In today’s gospel (Mk 10:1-9), Jesus sends out 72 of His followers to prepare the way for His visits to local towns, telling them to proclaim that “the Kingdom of God is at hand.” They are sent out “like lambs among wolves,” with no money or extra gear. It almost seems irresponsible of Jesus to send them out that way, but there is wisdom in what He does. Deprived of supplies, the disciples are forced to depend not just on God’s providence, but also each other. For Christ doesn’t send them out alone, but in pairs (as we know from horror movies, splitting up to cover more ground is rarely a good idea). The gospel doesn’t tell us how Our Lord sorted out the pairings. We don’t know who was sent out with whom. We only know that all of them were His followers. Their shared love for Jesus and willingness to carry out His mission provided them with the greatest foundation for friendship.

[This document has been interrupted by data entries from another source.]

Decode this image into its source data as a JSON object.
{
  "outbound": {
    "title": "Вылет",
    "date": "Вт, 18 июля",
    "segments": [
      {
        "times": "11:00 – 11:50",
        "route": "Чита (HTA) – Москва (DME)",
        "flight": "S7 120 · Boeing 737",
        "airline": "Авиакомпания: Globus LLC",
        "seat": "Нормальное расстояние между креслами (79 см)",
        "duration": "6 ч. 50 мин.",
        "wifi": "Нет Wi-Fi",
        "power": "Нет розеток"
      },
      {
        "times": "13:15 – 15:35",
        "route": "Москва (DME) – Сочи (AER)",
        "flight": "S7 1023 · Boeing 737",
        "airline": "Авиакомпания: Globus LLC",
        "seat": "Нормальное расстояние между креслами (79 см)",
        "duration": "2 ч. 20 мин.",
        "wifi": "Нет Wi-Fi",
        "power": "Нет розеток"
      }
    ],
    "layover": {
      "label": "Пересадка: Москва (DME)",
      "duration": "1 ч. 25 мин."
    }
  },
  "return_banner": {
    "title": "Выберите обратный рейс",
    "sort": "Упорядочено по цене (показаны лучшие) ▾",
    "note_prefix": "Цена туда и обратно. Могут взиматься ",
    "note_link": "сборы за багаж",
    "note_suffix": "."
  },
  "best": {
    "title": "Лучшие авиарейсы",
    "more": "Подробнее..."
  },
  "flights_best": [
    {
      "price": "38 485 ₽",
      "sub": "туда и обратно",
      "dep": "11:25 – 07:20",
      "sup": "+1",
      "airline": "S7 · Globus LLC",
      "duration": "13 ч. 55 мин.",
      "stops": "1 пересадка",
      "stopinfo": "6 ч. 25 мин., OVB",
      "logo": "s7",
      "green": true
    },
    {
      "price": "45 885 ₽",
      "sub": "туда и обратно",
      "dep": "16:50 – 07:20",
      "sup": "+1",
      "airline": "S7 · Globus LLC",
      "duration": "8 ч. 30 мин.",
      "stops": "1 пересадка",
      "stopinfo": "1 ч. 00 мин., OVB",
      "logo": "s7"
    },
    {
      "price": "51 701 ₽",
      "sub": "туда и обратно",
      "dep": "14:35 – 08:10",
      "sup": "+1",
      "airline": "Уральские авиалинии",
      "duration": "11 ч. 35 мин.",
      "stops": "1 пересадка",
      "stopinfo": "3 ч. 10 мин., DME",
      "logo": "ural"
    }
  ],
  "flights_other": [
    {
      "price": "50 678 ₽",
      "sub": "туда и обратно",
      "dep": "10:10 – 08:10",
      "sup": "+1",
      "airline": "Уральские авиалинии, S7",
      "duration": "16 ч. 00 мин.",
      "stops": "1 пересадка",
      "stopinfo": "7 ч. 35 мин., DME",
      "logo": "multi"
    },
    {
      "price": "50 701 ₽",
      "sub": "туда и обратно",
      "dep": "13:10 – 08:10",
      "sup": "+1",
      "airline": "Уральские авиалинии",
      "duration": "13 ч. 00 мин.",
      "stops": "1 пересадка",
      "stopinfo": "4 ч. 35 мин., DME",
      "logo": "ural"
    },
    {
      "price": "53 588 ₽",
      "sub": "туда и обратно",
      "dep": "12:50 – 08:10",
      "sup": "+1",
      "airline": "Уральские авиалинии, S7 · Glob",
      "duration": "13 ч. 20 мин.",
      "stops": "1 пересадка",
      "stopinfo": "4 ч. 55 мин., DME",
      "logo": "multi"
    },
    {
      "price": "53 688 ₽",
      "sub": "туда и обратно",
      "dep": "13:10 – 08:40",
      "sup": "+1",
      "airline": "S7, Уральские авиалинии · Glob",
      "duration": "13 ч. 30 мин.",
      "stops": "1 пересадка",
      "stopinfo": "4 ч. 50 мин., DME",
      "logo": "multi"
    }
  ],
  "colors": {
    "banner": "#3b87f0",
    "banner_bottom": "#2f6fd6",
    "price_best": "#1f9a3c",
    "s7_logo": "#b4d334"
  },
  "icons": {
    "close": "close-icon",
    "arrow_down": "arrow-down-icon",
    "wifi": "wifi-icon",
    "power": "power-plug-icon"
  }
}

C.S. Lewis, in his book The Four Loves, describes the love shared by friends as being a higher form of love than romantic love. He writes: “Lovers are always talking to one another about their love; friends hardly ever about their friendship. Lovers are normally face to face, absorbed in each other; friends, side by side, absorbed in some common interest. Above all, eros (while it lasts) is necessarily between two only. But two, far from being the necessary number for friendship, is not even the best.” Unlike romantic love, Lewis argues, the love that exists among friends is not exclusive, but grows with the expansion of the circle of friendship to include others. The disciples have become friends with Christ, who has introduced them to each other as His friends and who sends them out to invite more people to discover the joy of His friendship. This is the nature of the Christian apostolate – to expand the circle of those who have discovered the Lord Jesus, and who have become His friends.
Such friendship makes the experience of mission sweet. The saints whose feast day we celebrate today – Saints Timothy and Titus – were friends and collaborators with St. Paul in his missionary journeys, through which the Apostle to the Gentiles was working to enlarge the circle of Christ’s friends. These men entrusted themselves to Paul’s leadership, and were zealous in the mission, as revealed by St. Paul’s high praise of them. Their friendship was a great consolation to Paul in the midst of his sufferings for the apostolate, which included physical attacks, calumny, imprisonment, rejection, and finally martyrdom. Their friendship, and the friendship of many others that Paul enjoyed during his travels, made sweet the arduous work of proclaiming the Kingdom.
Sadly, true friendship is in short supply these days. Movies and television often glamorize shallow friendships while emphasizing the search for romantic love. But the loneliness most people experience is due to a lack of true friendship, not romance. Social media offers an ersatz version of friendship, that typically lacks the necessary element of shared authentic love that seeks the good of the other. In its worst form it feeds into our darkest impulses, becoming something destructive and antithetical to true friendship. One of the things for which I pray is that our parish be a place where we might experience together the intense joy of real Christian fellowship, where side-by-side as friends in Christ we worship together and engage in the mission of expanding the circle of Our Lord’s friends.